As I pointed out in a column last summer, Florida's governor decided to fire a twice-duly-elected state prosecutor in Tampa's county for merely saying that he would choose not to prosecute an abortion-related crime if one were to arise in his jurisdiction.  So winning elections is not enough to stop the accelerating sprint toward autocracy, if the other side does not respect those election results.

And speaking of prosecutors, CNN reports that Georgia's Republican legislature is in the process of passing legislation that is nominally about requiring prosecutors not to use their discretion to refuse to charge people for some low-level offenses.  That would be bad enough, but the law just happens to include a provision that would create a commission with the "power to discipline, remove, and cause involuntary retirement of appointed or elected district attorneys or solicitors-general."

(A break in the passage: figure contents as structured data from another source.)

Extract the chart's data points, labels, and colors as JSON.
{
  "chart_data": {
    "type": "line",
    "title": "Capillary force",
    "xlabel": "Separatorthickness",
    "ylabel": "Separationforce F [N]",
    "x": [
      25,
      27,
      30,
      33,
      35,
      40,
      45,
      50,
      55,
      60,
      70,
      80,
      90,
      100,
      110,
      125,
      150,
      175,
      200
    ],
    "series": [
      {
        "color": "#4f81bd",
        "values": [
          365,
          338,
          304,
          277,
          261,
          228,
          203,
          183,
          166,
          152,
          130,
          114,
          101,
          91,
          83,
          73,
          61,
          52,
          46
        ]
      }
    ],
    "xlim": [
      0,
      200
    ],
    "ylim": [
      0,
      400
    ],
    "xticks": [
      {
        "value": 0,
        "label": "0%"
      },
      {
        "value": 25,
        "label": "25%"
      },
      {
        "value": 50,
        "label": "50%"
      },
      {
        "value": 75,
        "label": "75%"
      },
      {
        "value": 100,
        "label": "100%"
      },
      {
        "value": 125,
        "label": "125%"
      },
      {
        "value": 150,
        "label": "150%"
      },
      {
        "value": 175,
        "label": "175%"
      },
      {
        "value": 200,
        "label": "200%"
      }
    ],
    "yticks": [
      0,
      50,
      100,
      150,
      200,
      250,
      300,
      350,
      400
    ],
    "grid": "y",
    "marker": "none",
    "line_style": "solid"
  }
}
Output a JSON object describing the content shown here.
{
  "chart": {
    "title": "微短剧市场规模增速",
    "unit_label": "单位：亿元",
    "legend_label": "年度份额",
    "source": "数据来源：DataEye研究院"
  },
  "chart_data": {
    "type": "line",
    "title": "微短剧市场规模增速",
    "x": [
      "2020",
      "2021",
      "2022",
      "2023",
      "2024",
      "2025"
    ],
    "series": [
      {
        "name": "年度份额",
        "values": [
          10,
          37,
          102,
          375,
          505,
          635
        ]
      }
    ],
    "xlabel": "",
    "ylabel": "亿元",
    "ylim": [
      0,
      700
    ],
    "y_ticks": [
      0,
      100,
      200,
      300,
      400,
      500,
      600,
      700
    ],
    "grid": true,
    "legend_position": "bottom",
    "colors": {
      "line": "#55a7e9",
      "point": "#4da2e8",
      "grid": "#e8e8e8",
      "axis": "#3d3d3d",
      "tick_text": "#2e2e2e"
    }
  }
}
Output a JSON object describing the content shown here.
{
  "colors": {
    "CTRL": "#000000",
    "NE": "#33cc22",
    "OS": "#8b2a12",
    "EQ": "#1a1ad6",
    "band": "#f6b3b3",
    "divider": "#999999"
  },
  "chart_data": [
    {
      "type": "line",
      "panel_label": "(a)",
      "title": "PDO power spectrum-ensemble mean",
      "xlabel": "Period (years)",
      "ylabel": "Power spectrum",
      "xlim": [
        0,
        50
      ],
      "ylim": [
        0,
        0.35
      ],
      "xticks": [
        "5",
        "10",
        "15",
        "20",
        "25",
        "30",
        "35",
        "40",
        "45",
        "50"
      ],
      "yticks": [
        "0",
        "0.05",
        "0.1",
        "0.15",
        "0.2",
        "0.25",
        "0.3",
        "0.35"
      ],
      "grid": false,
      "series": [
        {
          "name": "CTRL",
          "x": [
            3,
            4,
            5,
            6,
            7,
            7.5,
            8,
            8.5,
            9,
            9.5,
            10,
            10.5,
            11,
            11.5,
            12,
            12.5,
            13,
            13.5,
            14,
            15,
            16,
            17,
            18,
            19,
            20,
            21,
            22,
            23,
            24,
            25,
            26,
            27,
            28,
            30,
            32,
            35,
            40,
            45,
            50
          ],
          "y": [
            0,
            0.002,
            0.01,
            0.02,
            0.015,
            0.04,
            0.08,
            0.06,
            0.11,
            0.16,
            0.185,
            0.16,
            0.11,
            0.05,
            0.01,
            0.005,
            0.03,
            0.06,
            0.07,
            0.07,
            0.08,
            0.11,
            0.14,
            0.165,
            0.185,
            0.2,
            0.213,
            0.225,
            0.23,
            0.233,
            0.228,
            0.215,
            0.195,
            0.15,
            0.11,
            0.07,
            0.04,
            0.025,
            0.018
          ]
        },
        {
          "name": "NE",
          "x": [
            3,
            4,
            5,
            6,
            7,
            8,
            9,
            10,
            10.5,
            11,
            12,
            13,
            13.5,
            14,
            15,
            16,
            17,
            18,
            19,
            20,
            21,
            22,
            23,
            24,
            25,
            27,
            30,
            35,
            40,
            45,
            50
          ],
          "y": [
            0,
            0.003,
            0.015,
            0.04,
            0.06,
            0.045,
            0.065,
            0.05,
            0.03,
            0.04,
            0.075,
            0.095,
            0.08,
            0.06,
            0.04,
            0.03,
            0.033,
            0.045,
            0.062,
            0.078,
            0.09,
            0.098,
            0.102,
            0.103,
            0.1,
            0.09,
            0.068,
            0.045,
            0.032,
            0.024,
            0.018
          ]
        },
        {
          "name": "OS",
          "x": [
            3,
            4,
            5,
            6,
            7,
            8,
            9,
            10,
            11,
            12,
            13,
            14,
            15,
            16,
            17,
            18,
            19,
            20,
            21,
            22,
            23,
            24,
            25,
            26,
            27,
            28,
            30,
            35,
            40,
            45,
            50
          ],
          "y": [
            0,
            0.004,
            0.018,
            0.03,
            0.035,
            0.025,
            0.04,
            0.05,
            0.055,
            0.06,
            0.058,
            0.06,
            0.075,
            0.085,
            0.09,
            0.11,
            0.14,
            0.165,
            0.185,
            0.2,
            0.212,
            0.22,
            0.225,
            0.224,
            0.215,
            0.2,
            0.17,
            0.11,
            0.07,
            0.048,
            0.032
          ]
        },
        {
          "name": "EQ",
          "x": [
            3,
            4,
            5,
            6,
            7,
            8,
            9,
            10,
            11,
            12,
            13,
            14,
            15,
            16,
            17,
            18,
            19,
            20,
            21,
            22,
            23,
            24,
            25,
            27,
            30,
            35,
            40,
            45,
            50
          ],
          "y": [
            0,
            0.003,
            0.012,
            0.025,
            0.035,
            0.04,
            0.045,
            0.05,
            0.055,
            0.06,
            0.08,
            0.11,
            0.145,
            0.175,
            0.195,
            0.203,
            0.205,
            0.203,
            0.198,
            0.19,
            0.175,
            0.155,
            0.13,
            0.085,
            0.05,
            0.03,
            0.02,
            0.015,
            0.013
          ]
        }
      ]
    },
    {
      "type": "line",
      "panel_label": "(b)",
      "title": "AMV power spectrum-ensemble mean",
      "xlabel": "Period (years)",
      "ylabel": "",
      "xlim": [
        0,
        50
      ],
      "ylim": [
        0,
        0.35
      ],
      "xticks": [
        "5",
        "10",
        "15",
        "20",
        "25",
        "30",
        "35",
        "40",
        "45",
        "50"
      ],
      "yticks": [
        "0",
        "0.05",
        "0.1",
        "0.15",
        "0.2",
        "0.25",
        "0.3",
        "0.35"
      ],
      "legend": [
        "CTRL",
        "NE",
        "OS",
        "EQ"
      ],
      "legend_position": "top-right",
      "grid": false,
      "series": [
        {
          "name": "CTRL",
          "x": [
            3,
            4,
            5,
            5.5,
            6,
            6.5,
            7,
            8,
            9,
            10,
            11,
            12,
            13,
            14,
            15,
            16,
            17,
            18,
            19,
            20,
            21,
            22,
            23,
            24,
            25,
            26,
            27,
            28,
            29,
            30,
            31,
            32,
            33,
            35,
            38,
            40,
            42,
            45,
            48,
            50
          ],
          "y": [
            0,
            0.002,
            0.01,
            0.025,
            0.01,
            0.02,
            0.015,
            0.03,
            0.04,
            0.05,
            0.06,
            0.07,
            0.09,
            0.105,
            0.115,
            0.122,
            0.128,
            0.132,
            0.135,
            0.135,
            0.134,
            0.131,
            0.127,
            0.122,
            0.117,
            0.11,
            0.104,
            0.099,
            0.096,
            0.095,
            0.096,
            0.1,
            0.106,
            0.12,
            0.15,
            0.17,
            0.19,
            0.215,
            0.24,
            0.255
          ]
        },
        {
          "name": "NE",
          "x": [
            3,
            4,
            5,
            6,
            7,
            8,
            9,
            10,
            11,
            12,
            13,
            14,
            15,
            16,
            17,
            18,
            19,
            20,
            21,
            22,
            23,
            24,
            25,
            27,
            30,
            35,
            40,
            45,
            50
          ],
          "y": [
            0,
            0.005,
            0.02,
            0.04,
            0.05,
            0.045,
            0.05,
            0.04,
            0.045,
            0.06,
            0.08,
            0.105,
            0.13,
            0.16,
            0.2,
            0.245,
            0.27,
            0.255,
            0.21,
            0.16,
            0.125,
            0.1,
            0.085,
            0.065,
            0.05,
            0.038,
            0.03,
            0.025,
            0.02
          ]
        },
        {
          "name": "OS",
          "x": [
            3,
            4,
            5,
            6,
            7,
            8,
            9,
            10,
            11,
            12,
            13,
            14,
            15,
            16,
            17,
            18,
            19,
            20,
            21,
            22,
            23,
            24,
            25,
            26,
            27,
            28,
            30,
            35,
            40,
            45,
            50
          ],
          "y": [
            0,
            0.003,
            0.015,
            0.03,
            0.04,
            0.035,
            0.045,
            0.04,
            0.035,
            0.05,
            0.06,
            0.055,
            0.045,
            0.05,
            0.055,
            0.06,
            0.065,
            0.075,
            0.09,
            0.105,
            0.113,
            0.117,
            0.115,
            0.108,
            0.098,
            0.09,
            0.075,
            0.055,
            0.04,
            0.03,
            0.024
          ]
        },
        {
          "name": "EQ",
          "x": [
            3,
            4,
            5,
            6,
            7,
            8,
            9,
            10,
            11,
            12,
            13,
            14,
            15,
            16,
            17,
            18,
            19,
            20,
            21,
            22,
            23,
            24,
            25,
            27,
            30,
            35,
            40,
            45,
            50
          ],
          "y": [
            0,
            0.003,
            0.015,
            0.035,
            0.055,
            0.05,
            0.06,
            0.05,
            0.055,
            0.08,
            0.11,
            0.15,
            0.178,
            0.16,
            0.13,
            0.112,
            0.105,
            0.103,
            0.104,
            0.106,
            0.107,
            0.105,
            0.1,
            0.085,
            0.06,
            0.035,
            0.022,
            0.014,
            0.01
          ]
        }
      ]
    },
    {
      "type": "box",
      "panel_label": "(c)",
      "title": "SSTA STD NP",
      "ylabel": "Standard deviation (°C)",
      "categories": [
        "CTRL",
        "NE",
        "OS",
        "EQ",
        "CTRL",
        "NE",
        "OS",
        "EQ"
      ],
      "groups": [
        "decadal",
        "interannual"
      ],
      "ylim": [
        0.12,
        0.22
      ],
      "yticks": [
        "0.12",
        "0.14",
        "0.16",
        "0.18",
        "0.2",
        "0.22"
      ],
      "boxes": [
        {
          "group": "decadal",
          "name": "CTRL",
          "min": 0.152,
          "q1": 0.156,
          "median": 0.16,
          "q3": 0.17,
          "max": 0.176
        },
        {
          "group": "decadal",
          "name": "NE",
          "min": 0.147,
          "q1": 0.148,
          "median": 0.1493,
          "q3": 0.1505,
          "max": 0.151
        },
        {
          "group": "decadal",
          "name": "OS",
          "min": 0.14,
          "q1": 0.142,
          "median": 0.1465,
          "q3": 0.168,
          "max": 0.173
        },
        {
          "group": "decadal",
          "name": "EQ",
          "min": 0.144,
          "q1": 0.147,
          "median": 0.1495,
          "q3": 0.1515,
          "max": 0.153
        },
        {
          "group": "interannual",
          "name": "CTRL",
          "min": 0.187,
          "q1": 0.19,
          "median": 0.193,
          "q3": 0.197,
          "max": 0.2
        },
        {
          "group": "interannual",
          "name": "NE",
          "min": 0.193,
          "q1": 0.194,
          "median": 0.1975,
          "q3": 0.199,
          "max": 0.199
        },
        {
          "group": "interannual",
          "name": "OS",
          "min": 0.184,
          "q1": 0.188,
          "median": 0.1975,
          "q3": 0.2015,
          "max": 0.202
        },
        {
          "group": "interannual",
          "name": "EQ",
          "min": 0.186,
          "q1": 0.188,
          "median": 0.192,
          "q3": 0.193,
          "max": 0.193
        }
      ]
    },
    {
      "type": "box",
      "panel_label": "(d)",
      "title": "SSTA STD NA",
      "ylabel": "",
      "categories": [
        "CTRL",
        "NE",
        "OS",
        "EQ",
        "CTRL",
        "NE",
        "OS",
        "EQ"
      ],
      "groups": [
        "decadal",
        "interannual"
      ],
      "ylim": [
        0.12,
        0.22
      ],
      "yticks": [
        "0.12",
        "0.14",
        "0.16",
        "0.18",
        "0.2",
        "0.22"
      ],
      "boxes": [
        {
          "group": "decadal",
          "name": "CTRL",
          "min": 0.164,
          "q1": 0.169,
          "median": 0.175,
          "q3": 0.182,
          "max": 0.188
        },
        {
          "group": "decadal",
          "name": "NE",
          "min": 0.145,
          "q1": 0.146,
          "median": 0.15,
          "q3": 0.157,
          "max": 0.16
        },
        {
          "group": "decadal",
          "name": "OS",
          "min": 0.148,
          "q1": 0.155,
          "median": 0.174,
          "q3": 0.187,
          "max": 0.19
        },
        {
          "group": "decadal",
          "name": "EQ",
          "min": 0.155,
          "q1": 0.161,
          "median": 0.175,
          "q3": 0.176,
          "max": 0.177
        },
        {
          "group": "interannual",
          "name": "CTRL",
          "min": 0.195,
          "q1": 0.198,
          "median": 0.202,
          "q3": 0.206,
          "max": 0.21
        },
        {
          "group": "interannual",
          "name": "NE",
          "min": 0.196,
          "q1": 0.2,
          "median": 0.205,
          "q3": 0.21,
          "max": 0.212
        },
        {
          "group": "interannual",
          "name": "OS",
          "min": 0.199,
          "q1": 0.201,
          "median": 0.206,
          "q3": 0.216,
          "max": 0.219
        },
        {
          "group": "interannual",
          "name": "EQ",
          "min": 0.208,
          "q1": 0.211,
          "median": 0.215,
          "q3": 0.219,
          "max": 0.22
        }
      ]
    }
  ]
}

With the delicious irony that this is being sold as a way to prevent prosecutors from being "soft on crime," the commission would just happen to be given the power to remove Fulton County DA Fani Willis, just as she is set to make a decision about prosecuting Donald Trump for his interference in the 2020 election in Georgia (the infamous "find 11,780 votes" phone call).

Georgia's governor -- who, we should remember, gained office in a nail-biter in 2018 by acting in his then-capacity as Secretary of State to purge 340,000 people from voter rolls in his state -- was rightly lauded for standing up to Trump in 2020 and 2021, refusing to attack or try to overrule Brad Raffensperger, who was the recipient of Trump's call as Kemp's successor in the role of supervising the state's elections.  Kemp's lieutenant governor also just happens to be a target of Willis's probe.  Reporting indicates that Kemp will sign the bill.

As I wrote above, these are only a few additional elements of the story of America's constitutional decline.  But in the larger scheme of things, they are steps on the path away from the rule of law.